There's always an element of society who pretend they don't know who they're voting for yet. They're voting for bad things, they know they're bad, and they are embarrassed to tell pollsters.
Vote.
High quality pollings (Gallup, Ipsos, various university polling groups) are consistently reliable within the margin of error. There's no point in being afraid or dismissive of them.
There are plenty of people who are disinterested or uninformed. They aren't naturally malicious simply because they don't religiously follow political news.

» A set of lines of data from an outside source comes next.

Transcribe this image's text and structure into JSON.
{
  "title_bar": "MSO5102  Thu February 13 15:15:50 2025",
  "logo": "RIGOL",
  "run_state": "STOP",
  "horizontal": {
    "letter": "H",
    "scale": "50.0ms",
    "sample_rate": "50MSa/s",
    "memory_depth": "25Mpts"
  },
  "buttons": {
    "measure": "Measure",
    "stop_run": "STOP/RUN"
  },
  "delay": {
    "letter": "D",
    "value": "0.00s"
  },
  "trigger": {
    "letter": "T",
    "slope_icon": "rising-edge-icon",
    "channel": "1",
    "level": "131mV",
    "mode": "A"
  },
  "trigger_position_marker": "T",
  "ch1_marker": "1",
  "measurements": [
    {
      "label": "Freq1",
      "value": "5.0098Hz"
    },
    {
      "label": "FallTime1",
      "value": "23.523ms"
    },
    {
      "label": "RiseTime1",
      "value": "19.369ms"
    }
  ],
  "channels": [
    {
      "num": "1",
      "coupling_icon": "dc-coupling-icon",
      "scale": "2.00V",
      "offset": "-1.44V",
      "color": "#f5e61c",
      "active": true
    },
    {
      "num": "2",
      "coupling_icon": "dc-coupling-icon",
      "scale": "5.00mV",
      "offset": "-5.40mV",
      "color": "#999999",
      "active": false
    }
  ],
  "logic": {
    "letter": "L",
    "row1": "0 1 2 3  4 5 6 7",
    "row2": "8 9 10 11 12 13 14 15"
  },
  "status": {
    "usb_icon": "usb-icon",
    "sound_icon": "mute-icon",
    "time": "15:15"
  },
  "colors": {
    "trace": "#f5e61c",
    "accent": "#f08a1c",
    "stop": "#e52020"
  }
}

Lots of them don't even know if they're going to vote until early voting starts, and even then only vote as part of their family or social group rather than because they have an emotional attachment to one of the parties.
The regional nature of voting tends to mean that if you're too shy to express your views, you aren't in the majority anyway. Its the guy who answers the phone in a MAGA hat and shouts "Hell yeah I'm voting fer Trump!" that you have to worry about, not the one who is too shy to whisper support for RFK Jr down the line.
This isn't telling you to not be confident or to be scared, this is telling you to not assume victory is assured. Vote regardless of polling. Polling can be accurate or not. If the polling is accurate, and a majority would vote for A, but A is so far ahead of B that A-voters sit out the race, B can still win if enough voters choose to stay home.
Who looks at a 50/48 polling split and thinks victory is assured? That's still within the margin of error and it doesn't even include battleground swings.
But if it was 60/40? Yeah, I'd feel pretty assured. You'd be a fool not to.
People keep talking about this like it ever actually happens? Name one candidate that lost an election because the polling was too favorable.